Medications designed to treat diabetes by lowering blood sugar levels, like Ozempic, continue to turn up added benefits, and protection from dementia may soon be added to the list.
GLP-1 receptor agonists are a particular class of glucose-lowering drugs that can significantly improve heart and kidney health in clinical trials, and recent studies suggest they could also reduce dementia risk.
That’s an appealing prospect when an estimated 6.9 million US adults are living with Alzheimer’s and related dementias today – a number that is expected to more than double by 2060.
We already know diabetes is a risk factor for dementia, and that people with diabetes are more likely to experience strokes from blood clots in the brain, which are known to sometimes result in vascular dementia.
“But whether glucose-lowering therapies can help prevent cognitive decline has remained unclear,” says Catriona Reddin, a medical researcher from the University of Galway. “Our findings suggest that GLP-1 receptor agonists, in particular, may have a protective effect on brain health.”
The study Reddin worked on was led by University of Galway medical students Allie Seminer and Alfredi Mulihano. A second, separate study from a University of Florida team was led by epidemiologist Huilin Tang.

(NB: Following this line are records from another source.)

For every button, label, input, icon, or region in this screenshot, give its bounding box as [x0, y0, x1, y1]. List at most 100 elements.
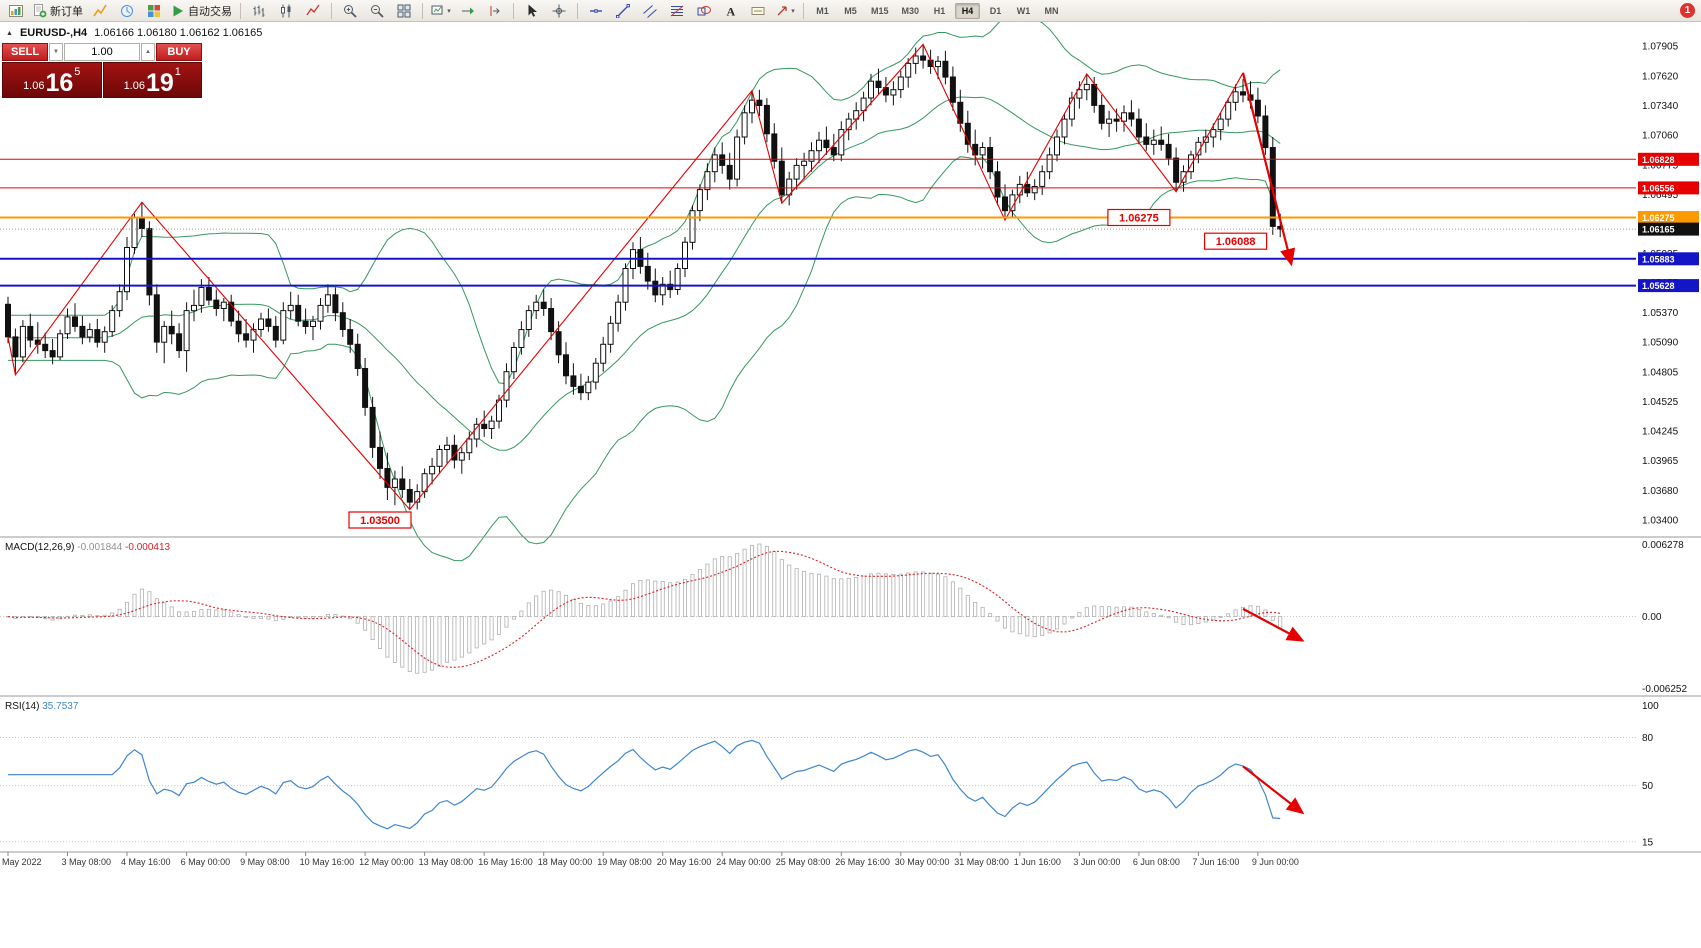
- price-annotation-box[interactable]: [348, 511, 412, 529]
- candle-wicks: [7, 44, 1281, 510]
- notification-badge[interactable]: 1: [1680, 3, 1695, 18]
- toolbar-separator: [577, 2, 578, 19]
- chevron-up-icon: ▲: [145, 49, 151, 55]
- price-tag-label: 1.05883: [1642, 254, 1675, 264]
- macd-down-arrow[interactable]: [1242, 607, 1305, 642]
- fibonacci-button[interactable]: [664, 0, 690, 21]
- timeframe-m1[interactable]: M1: [816, 5, 829, 16]
- chart-canvas[interactable]: 1.079051.076201.073401.070601.067751.064…: [0, 13, 1701, 943]
- price-annotation-text: 1.06275: [1119, 213, 1159, 225]
- cursor-icon: [525, 4, 539, 18]
- macd-signal-line: [7, 550, 1281, 668]
- chevron-down-icon: ▼: [53, 49, 59, 55]
- crosshair-button[interactable]: [546, 0, 572, 21]
- sell-button[interactable]: SELL: [2, 43, 48, 61]
- toolbar-separator: [422, 2, 423, 19]
- price-tag: [1638, 152, 1699, 166]
- one-click-toggle-icon[interactable]: ▲: [6, 29, 13, 37]
- toolbar-separator: [803, 2, 804, 19]
- sell-price-button[interactable]: 1.06 16 5: [2, 62, 102, 98]
- chart-canvas-holder: 1.07905 1.07620 1.07340 1.07060 1.06775 1.064…: [0, 13, 1701, 948]
- autoplay-icon: [171, 4, 185, 18]
- macd-histogram: [6, 543, 1283, 674]
- time-axis-label: 12 May 00:00: [359, 857, 414, 867]
- profiles-button[interactable]: [114, 0, 140, 21]
- tile-windows-button[interactable]: [391, 0, 417, 21]
- price-axis-label: 1.05370: [1642, 308, 1679, 319]
- timeframe-h4[interactable]: H4: [955, 2, 981, 19]
- autotrading-button[interactable]: 自动交易: [168, 0, 235, 21]
- line-chart-button[interactable]: [300, 0, 326, 21]
- svg-text:A: A: [727, 4, 736, 18]
- time-axis-label: 25 May 08:00: [776, 857, 831, 867]
- buy-price-button[interactable]: 1.06 19 1: [102, 62, 202, 98]
- autoscroll-icon: [461, 4, 475, 18]
- cursor-button[interactable]: [519, 0, 545, 21]
- fibo-icon: [670, 4, 684, 18]
- zoom-in-button[interactable]: [337, 0, 363, 21]
- timeframe-h1[interactable]: H1: [933, 5, 946, 16]
- timeframe-mn[interactable]: MN: [1044, 5, 1059, 16]
- candlestick-chart-button[interactable]: [273, 0, 299, 21]
- timeframe-m15[interactable]: M15: [871, 5, 889, 16]
- auto-scroll-button[interactable]: [455, 0, 481, 21]
- chart-area: 1.07905 1.07620 1.07340 1.07060 1.06775 1.064…: [0, 13, 1701, 943]
- price-axis-label: 1.07620: [1642, 72, 1679, 83]
- price-tag: [1638, 181, 1699, 195]
- terminal-button[interactable]: [3, 0, 29, 21]
- timeframe-m30[interactable]: M30: [901, 5, 920, 16]
- macd-axis-label: 0.006278: [1642, 540, 1684, 551]
- price-axis-label: 1.06775: [1642, 160, 1679, 171]
- time-axis-label: 3 May 08:00: [62, 857, 112, 867]
- shapes-button[interactable]: [691, 0, 717, 21]
- templates-button[interactable]: [141, 0, 167, 21]
- buy-button[interactable]: BUY: [156, 43, 202, 61]
- time-axis-label: 10 May 16:00: [300, 857, 355, 867]
- price-annotation-box[interactable]: [1203, 232, 1268, 250]
- symbol-ohlc: 1.06166 1.06180 1.06162 1.06165: [94, 27, 263, 39]
- bollinger-upper-band: [8, 13, 1281, 385]
- trendline-button[interactable]: [610, 0, 636, 21]
- indicators-button[interactable]: [87, 0, 113, 21]
- timeframe-w1[interactable]: W1: [1016, 5, 1031, 16]
- new-chart-button[interactable]: ▾: [428, 0, 454, 21]
- new-chart-icon: [431, 4, 445, 18]
- rsi-axis-label: 15: [1642, 837, 1654, 848]
- crosshair-icon: [552, 4, 566, 18]
- arrows-button[interactable]: ▾: [772, 0, 798, 21]
- timeframe-m5[interactable]: M5: [844, 5, 857, 16]
- price-tag-label: 1.06275: [1642, 213, 1675, 223]
- text-button[interactable]: A: [718, 0, 744, 21]
- price-axis-label: 1.06495: [1642, 190, 1679, 201]
- text-icon: A: [724, 4, 738, 18]
- horizontal-line-button[interactable]: [583, 0, 609, 21]
- chevron-down-icon: ▾: [791, 7, 795, 15]
- price-axis-label: 1.05090: [1642, 338, 1679, 349]
- ask-big-digits: 19: [145, 68, 174, 97]
- zoom-in-icon: [343, 4, 357, 18]
- price-tag: [1638, 211, 1699, 224]
- text-label-button[interactable]: [745, 0, 771, 21]
- equidistant-channel-button[interactable]: [637, 0, 663, 21]
- volume-up-button[interactable]: ▲: [141, 43, 155, 61]
- price-down-arrow[interactable]: [1241, 72, 1296, 267]
- toolbar-separator: [240, 2, 241, 19]
- price-annotation-box[interactable]: [1107, 208, 1171, 227]
- timeframe-d1[interactable]: D1: [989, 5, 1002, 16]
- rsi-down-arrow[interactable]: [1242, 765, 1305, 815]
- time-axis-label: 9 Jun 00:00: [1252, 857, 1299, 867]
- volume-down-button[interactable]: ▼: [49, 43, 63, 61]
- bollinger-lower-band: [8, 156, 1281, 562]
- shift-icon: [488, 4, 502, 18]
- chart-shift-button[interactable]: [482, 0, 508, 21]
- zoom-out-icon: [370, 4, 384, 18]
- volume-input[interactable]: [64, 43, 140, 61]
- zoom-out-button[interactable]: [364, 0, 390, 21]
- new-order-button[interactable]: 新订单: [30, 0, 86, 21]
- bar-chart-button[interactable]: [246, 0, 272, 21]
- bars-chart-icon: [252, 4, 266, 18]
- toolbar-separator: [513, 2, 514, 19]
- bollinger-middle-band: [8, 96, 1281, 451]
- candles-chart-icon: [279, 4, 293, 18]
- price-axis-label: 1.04805: [1642, 368, 1679, 379]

Both teams studied how glucose-lowering drugs with cardiovascular benefits, like GLP-1 agonists and SGLT2 inhibitors, were associated with risk of cognitive impairment and dementia, specifically in people with type 2 diabetes.
Seminer’s team analyzed the results of 26 randomized clinical trials, equating to more than 160,000 participants, which compared dementia diagnoses or cognitive scores among people who took glucose-lowering therapies, and those who didn’t.
They found people who used GLP-1RAs had a 45 percent lower risk of all-cause dementia and cognitive impairment, though this was not the case for those using SGLT2is.
But on closer inspection of dementia subtypes, these therapies had no association with lowering vascular dementia, Alzheimer disease, or Lewy body dementia.
“This is surprising because we would expect first-line cardioprotective glucose-lowering therapies, like GLP1-RAs and SGLT2is, which reduce cardiovascular dis- ease risk, to also decrease the risk of vascular dementia,” University of California San Francisco medical doctor Diana Thiara writes in an editorial published alongside the papers.
The second study, led by Tang, was a target trial emulation using records from 396,963 patients with type 2 diabetes. The researchers analyzed the risk of Alzheimer’s and related dementias, comparing results for people who used GLP-1RAs and those taking SGLT2is or other kinds of glucose-lowering therapies.
This study found statistically significant risk reductions in Alzheimer’s disease and related dementias among people who used cardioprotective glucose-lowering therapies, regardless of whether they were GLP-1RAs or SGLT2is. This was not the case for other kinds of glucose-lowering therapies.
“These results support the potential neuroprotections of GLP-1RAs and SGLT2is and highlight their possible role in Alzheimer’s and related dementia prevention strategies,” Tang and team write.
Thiara points out that both papers were limited by short follow-up durations, low dementia rates, confounding factors that muddy observational studies, and the broad strokes taken in classifying these drugs, which may contain different active ingredients.
“With the advent of more potent GLP-1RAs, like semaglutide, it is crucial to study these newer medications individually rather than grouping them with older drugs in the same class, as their effects may differ significantly,” she notes.